E isso não era assim no Brasil de antigamente… Em 1850, o artigo 253 do Código Comercial proibia “contar juros sobre juros”; no início do século passado foi editada a Lei da Usura (Decreto 22.626/1933) extirpando os excessos e as abusividades praticadas na cobrança dos juros sobre os juros; no ano de 1963 o Supremos Tribunal Federal publicou a Súmula n°121 determinando que “é vedada a capitalização de juros, ainda que expressamente convencionada” e, mesmo no tempo da ditadura militar, foi criada a Súmula 596 (STF-1976) discriminando que a Lei da Usura não se aplicaria mais às operações realizadas por instituições financeiras.
Em 1988, vivendo a democracia, tivemos a promulgação da atual Constituição Federal brasileira, apelidada de Constituição Cidadã, cujos fundamentos são a dignidade e o favorecimento da pessoa humana diante das relações jurídicas contratuais, o que acabou inspirando a edição do nosso Código de Defesa do Consumidor (Lei nº8.078/1990), cujo artigo 39 veda expressamente a exigência de vantagem excessiva das instituições financeiras, sendo nulas as cláusulas contratuais abusivas (Súmula 297/2004).
Apesar da nossa Constituição Cidadã, apesar das leis favoráveis à pessoa humana em detrimento das determinações abusivas contratuais, infelizmente, nos últimos anos as instituições financeiras vêm conseguindo decisões do Judiciário que tornam inaplicável a Súmula 121/STF (que veda o anatocismo) e o STF vem mantendo essas decisões.

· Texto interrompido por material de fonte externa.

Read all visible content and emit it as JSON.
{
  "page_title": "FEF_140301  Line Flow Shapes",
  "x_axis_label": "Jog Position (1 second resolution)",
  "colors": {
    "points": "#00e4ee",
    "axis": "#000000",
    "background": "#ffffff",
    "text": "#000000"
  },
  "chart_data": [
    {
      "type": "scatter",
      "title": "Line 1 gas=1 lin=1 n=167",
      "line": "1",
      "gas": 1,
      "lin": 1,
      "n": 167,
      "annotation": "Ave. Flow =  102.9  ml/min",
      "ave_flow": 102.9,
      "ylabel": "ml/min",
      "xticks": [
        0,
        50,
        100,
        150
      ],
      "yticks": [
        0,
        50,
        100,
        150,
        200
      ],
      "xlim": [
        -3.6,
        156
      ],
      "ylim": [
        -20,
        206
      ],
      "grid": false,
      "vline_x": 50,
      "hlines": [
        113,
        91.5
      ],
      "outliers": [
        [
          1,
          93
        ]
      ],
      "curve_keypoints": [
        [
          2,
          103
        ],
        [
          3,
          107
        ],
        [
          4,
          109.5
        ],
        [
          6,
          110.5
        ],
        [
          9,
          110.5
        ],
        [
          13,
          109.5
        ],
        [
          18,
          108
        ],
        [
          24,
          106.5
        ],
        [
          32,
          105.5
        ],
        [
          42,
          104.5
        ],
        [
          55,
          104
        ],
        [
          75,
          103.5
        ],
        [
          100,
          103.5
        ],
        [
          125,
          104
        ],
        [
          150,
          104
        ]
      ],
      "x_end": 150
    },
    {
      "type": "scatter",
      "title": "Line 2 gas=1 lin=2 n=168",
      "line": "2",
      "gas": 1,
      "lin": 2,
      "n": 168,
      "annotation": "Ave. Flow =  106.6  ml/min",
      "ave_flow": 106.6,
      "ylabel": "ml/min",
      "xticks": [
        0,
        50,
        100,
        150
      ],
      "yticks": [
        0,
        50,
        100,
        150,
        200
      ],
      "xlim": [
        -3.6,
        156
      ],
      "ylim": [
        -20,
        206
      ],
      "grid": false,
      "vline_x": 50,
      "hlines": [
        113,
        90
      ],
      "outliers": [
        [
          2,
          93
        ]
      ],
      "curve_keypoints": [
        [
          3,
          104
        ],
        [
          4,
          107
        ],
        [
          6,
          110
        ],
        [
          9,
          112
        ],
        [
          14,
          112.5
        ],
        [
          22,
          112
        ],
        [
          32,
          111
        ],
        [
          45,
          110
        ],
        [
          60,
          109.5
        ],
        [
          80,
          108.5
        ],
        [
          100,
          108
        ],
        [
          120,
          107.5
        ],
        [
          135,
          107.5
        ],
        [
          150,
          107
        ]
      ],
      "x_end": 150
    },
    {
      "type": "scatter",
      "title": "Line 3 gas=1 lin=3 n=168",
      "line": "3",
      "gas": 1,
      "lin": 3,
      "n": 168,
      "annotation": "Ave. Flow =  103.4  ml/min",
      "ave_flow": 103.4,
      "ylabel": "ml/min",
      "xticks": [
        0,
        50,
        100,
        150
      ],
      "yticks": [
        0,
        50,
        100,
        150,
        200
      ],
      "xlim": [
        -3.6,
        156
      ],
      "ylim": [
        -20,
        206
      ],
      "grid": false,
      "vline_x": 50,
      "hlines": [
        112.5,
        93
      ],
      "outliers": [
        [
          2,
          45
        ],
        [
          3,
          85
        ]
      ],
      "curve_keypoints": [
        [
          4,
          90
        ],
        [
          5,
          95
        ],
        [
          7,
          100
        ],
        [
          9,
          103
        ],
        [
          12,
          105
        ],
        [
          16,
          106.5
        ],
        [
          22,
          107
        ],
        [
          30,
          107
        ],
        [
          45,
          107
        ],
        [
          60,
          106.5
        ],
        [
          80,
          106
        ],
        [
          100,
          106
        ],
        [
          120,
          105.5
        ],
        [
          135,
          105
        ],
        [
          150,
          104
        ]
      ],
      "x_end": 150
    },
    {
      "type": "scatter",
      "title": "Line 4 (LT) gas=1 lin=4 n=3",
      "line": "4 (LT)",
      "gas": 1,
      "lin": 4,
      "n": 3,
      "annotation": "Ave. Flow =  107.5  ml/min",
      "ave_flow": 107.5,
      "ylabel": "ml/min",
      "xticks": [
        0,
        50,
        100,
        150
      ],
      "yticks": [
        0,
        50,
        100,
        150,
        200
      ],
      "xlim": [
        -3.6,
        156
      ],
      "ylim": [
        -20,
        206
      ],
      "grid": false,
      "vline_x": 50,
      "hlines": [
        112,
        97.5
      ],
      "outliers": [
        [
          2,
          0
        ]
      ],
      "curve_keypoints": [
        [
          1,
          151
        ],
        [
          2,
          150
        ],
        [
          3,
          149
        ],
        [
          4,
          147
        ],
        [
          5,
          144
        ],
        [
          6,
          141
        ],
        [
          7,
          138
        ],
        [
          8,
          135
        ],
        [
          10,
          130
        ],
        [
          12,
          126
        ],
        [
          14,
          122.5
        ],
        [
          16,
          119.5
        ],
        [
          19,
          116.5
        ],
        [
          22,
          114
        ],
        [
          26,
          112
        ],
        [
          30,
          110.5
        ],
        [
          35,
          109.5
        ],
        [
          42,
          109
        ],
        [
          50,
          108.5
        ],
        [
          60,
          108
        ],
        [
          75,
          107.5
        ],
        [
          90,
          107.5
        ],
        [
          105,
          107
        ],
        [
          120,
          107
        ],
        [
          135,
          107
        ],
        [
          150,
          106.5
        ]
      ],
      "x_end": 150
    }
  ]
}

A boa nova é que desde julho deste ano está em vigor a Lei 14.181/21, que inclui no nosso Código de Defesa do Consumidor (CDC), como Política Nacional das Relações de Consumo, o princípio da “prevenção e tratamento do superendividamento” para evitar a “exclusão social do consumidor” e garantir um valor “mínimo existencial” para o cidadão, inclusive, “por meio da revisão e da repactuação da dívida, entre outras medidas”, com ajuda do Poder Judiciário.

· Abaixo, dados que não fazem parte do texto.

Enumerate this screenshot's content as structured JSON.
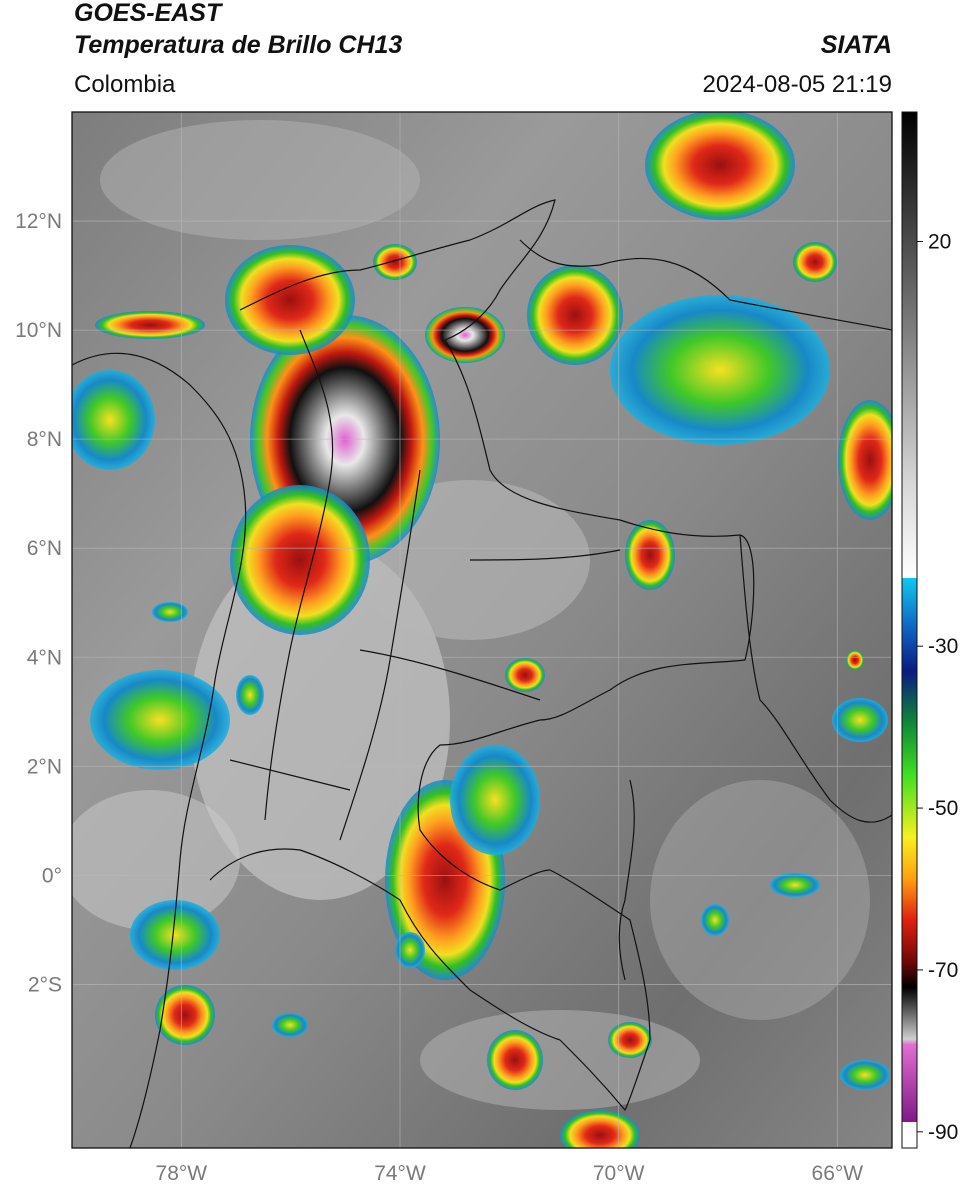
{
  "header": {
    "satellite": "GOES-EAST",
    "product": "Temperatura de Brillo CH13",
    "region": "Colombia",
    "agency": "SIATA",
    "timestamp": "2024-08-05 21:19"
  },
  "map": {
    "lon_range": [
      -80,
      -65
    ],
    "lat_range": [
      -5,
      14
    ],
    "lat_ticks": [
      {
        "value": 12,
        "label": "12°N"
      },
      {
        "value": 10,
        "label": "10°N"
      },
      {
        "value": 8,
        "label": "8°N"
      },
      {
        "value": 6,
        "label": "6°N"
      },
      {
        "value": 4,
        "label": "4°N"
      },
      {
        "value": 2,
        "label": "2°N"
      },
      {
        "value": 0,
        "label": "0°"
      },
      {
        "value": -2,
        "label": "2°S"
      }
    ],
    "lon_ticks": [
      {
        "value": -78,
        "label": "78°W"
      },
      {
        "value": -74,
        "label": "74°W"
      },
      {
        "value": -70,
        "label": "70°W"
      },
      {
        "value": -66,
        "label": "66°W"
      }
    ],
    "grid": true,
    "colors": {
      "cold_core": "#e070d0",
      "overshoot": "#2a2a2a",
      "red": "#cc1a12",
      "orange": "#ff7a10",
      "yellow": "#ffe020",
      "green": "#3ccc20",
      "blue": "#1060d0",
      "cyan": "#10b8e8",
      "background": "#8a8a8a"
    }
  },
  "colorbar": {
    "range": [
      -92,
      36
    ],
    "ticks": [
      {
        "value": 20,
        "label": "20"
      },
      {
        "value": -30,
        "label": "-30"
      },
      {
        "value": -50,
        "label": "-50"
      },
      {
        "value": -70,
        "label": "-70"
      },
      {
        "value": -90,
        "label": "-90"
      }
    ]
  }
}
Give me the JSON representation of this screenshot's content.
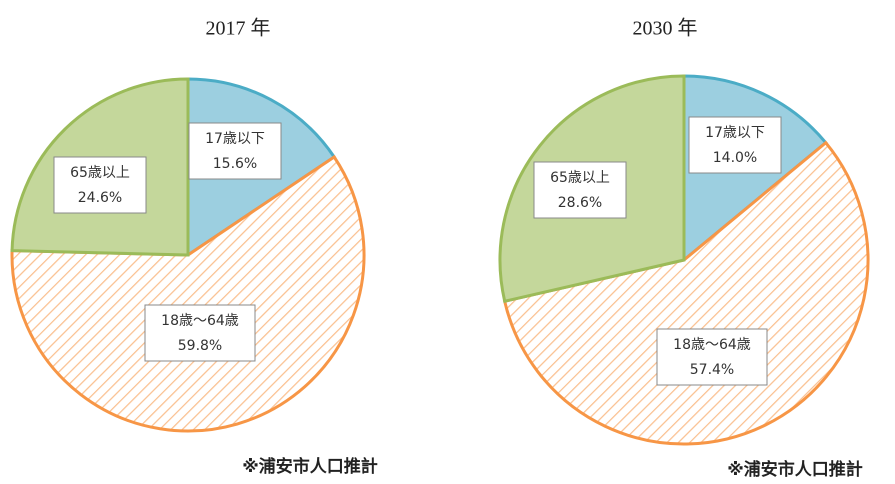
{
  "chart_data": [
    {
      "type": "pie",
      "title": "2017 年",
      "categories": [
        "17歳以下",
        "18歳～64歳",
        "65歳以上"
      ],
      "values": [
        15.6,
        59.8,
        24.6
      ],
      "value_labels": [
        "15.6%",
        "59.8%",
        "24.6%"
      ],
      "colors": [
        "#9ccfe0",
        "#f79646",
        "#c4d79b"
      ],
      "edge_colors": [
        "#4bacc6",
        "#f79646",
        "#9bbb59"
      ],
      "note": "※浦安市人口推計"
    },
    {
      "type": "pie",
      "title": "2030 年",
      "categories": [
        "17歳以下",
        "18歳～64歳",
        "65歳以上"
      ],
      "values": [
        14.0,
        57.4,
        28.6
      ],
      "value_labels": [
        "14.0%",
        "57.4%",
        "28.6%"
      ],
      "colors": [
        "#9ccfe0",
        "#f79646",
        "#c4d79b"
      ],
      "edge_colors": [
        "#4bacc6",
        "#f79646",
        "#9bbb59"
      ],
      "note": "※浦安市人口推計"
    }
  ]
}
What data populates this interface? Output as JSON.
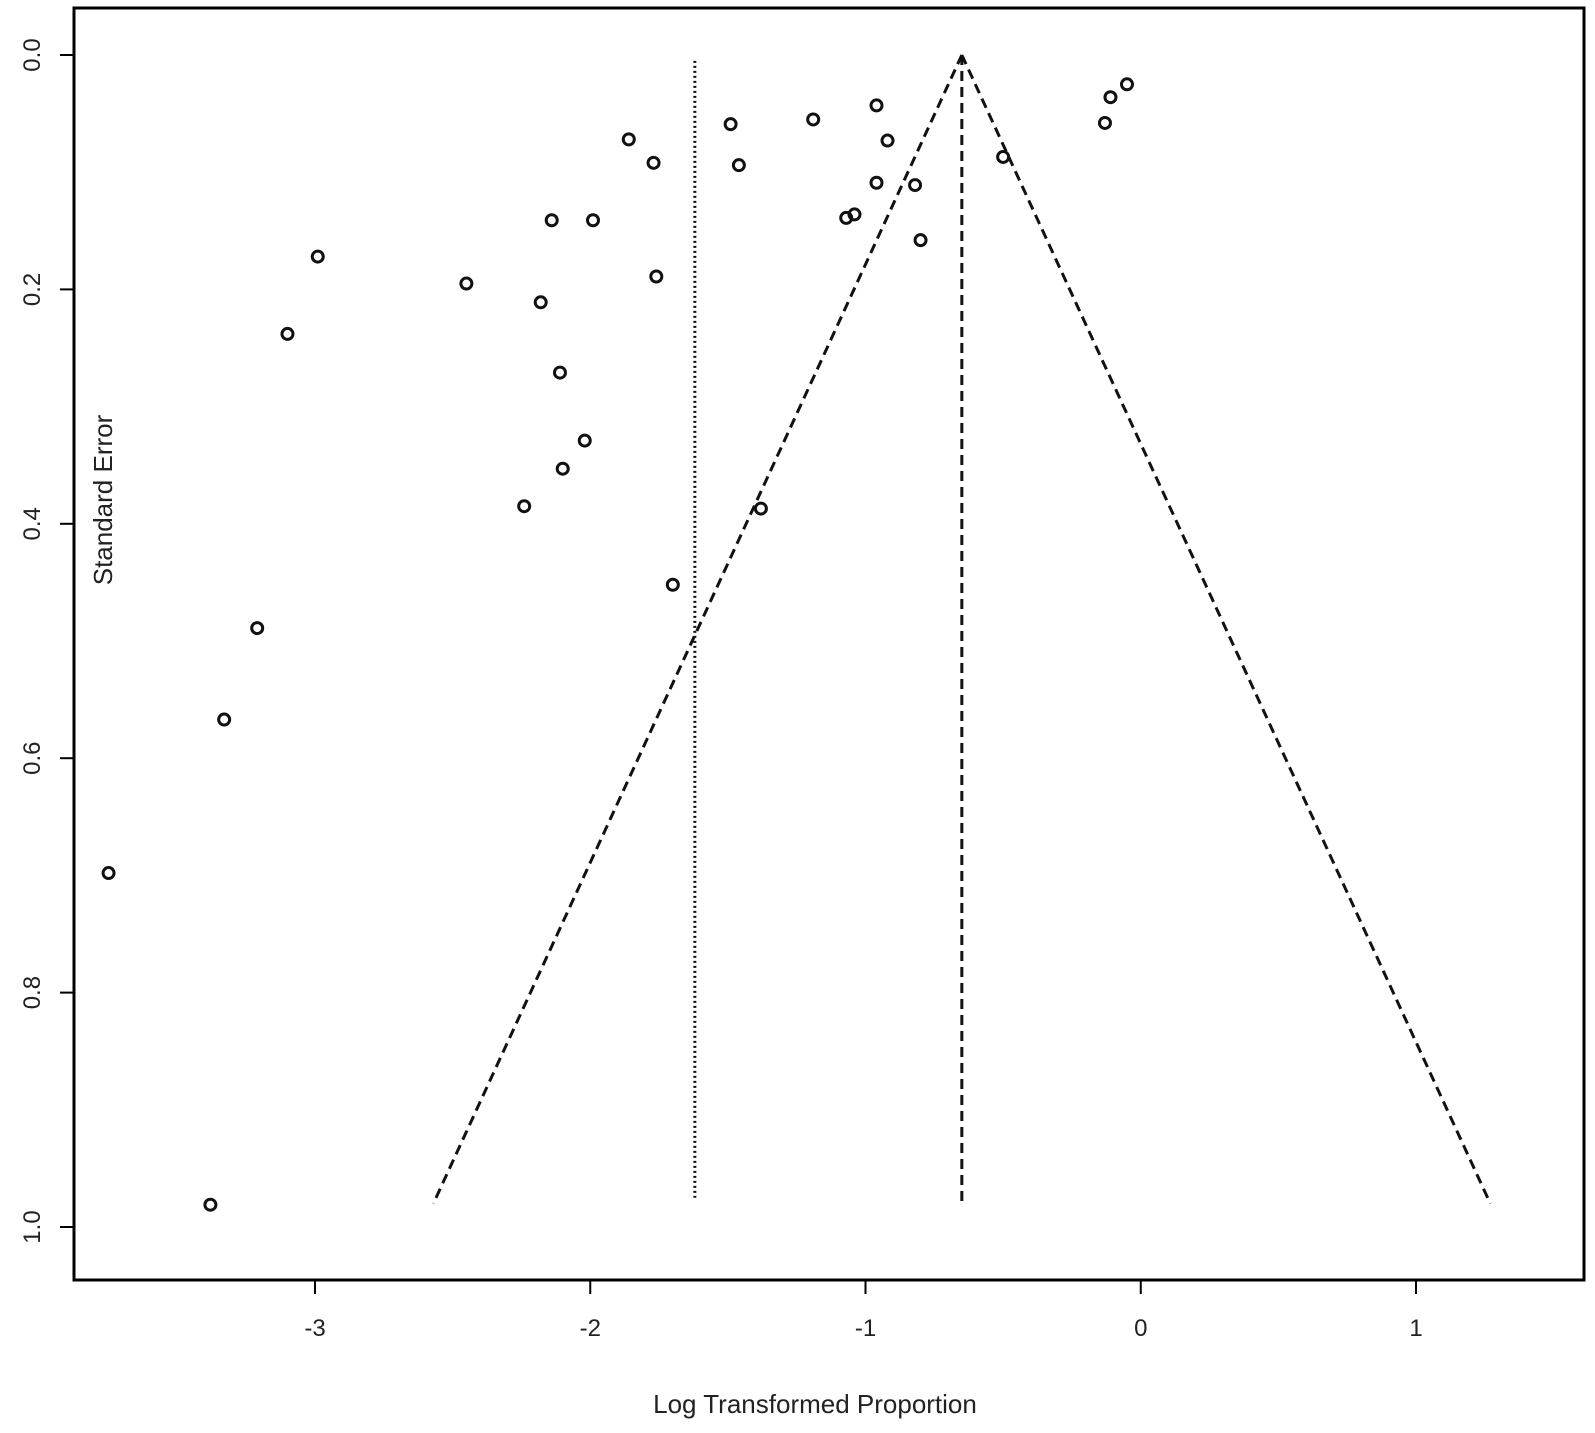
{
  "chart_data": {
    "type": "scatter",
    "xlabel": "Log Transformed Proportion",
    "ylabel": "Standard Error",
    "xlim": [
      -3.88,
      1.48
    ],
    "ylim": [
      1.02,
      -0.04
    ],
    "y_inverted": true,
    "x_ticks": [
      -3,
      -2,
      -1,
      0,
      1
    ],
    "x_tick_labels": [
      "-3",
      "-2",
      "-1",
      "0",
      "1"
    ],
    "y_ticks": [
      0.0,
      0.2,
      0.4,
      0.6,
      0.8,
      1.0
    ],
    "y_tick_labels": [
      "0.0",
      "0.2",
      "0.4",
      "0.6",
      "0.8",
      "1.0"
    ],
    "grid": false,
    "legend": "none",
    "colors": {
      "points": "#111111",
      "lines": "#111111",
      "frame": "#000000"
    },
    "pooled_estimate": -0.65,
    "funnel": {
      "apex_x": -0.65,
      "apex_se": 0.0,
      "base_se": 0.98,
      "base_left": -2.57,
      "base_right": 1.27
    },
    "reference_line_x": -1.62,
    "reference_line_se_range": [
      0.005,
      0.975
    ],
    "points": [
      {
        "x": -3.75,
        "y": 0.698
      },
      {
        "x": -3.38,
        "y": 0.981
      },
      {
        "x": -3.33,
        "y": 0.567
      },
      {
        "x": -3.21,
        "y": 0.489
      },
      {
        "x": -3.1,
        "y": 0.238
      },
      {
        "x": -2.99,
        "y": 0.172
      },
      {
        "x": -2.45,
        "y": 0.195
      },
      {
        "x": -2.24,
        "y": 0.385
      },
      {
        "x": -2.18,
        "y": 0.211
      },
      {
        "x": -2.14,
        "y": 0.141
      },
      {
        "x": -2.11,
        "y": 0.271
      },
      {
        "x": -2.1,
        "y": 0.353
      },
      {
        "x": -2.02,
        "y": 0.329
      },
      {
        "x": -1.99,
        "y": 0.141
      },
      {
        "x": -1.86,
        "y": 0.072
      },
      {
        "x": -1.77,
        "y": 0.092
      },
      {
        "x": -1.76,
        "y": 0.189
      },
      {
        "x": -1.7,
        "y": 0.452
      },
      {
        "x": -1.49,
        "y": 0.059
      },
      {
        "x": -1.46,
        "y": 0.094
      },
      {
        "x": -1.38,
        "y": 0.387
      },
      {
        "x": -1.19,
        "y": 0.055
      },
      {
        "x": -1.07,
        "y": 0.139
      },
      {
        "x": -1.04,
        "y": 0.136
      },
      {
        "x": -0.96,
        "y": 0.043
      },
      {
        "x": -0.96,
        "y": 0.109
      },
      {
        "x": -0.92,
        "y": 0.073
      },
      {
        "x": -0.82,
        "y": 0.111
      },
      {
        "x": -0.8,
        "y": 0.158
      },
      {
        "x": -0.5,
        "y": 0.087
      },
      {
        "x": -0.13,
        "y": 0.058
      },
      {
        "x": -0.11,
        "y": 0.036
      },
      {
        "x": -0.05,
        "y": 0.025
      }
    ]
  }
}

Com essa nova lei, um dos direitos básicos do consumidor agora é o da “garantia de práticas de crédito responsável, de educação financeira e de prevenção e tratamento de situações de superendividamento”; assim, ainda lembrando da nossa Constituição Cidadã, renovam-se as esperanças de que os julgadores voltem a fazer justiça para os consumidores, especialmente com relação ao pagamento de juros sem abuso, como manda a nossa Constituição!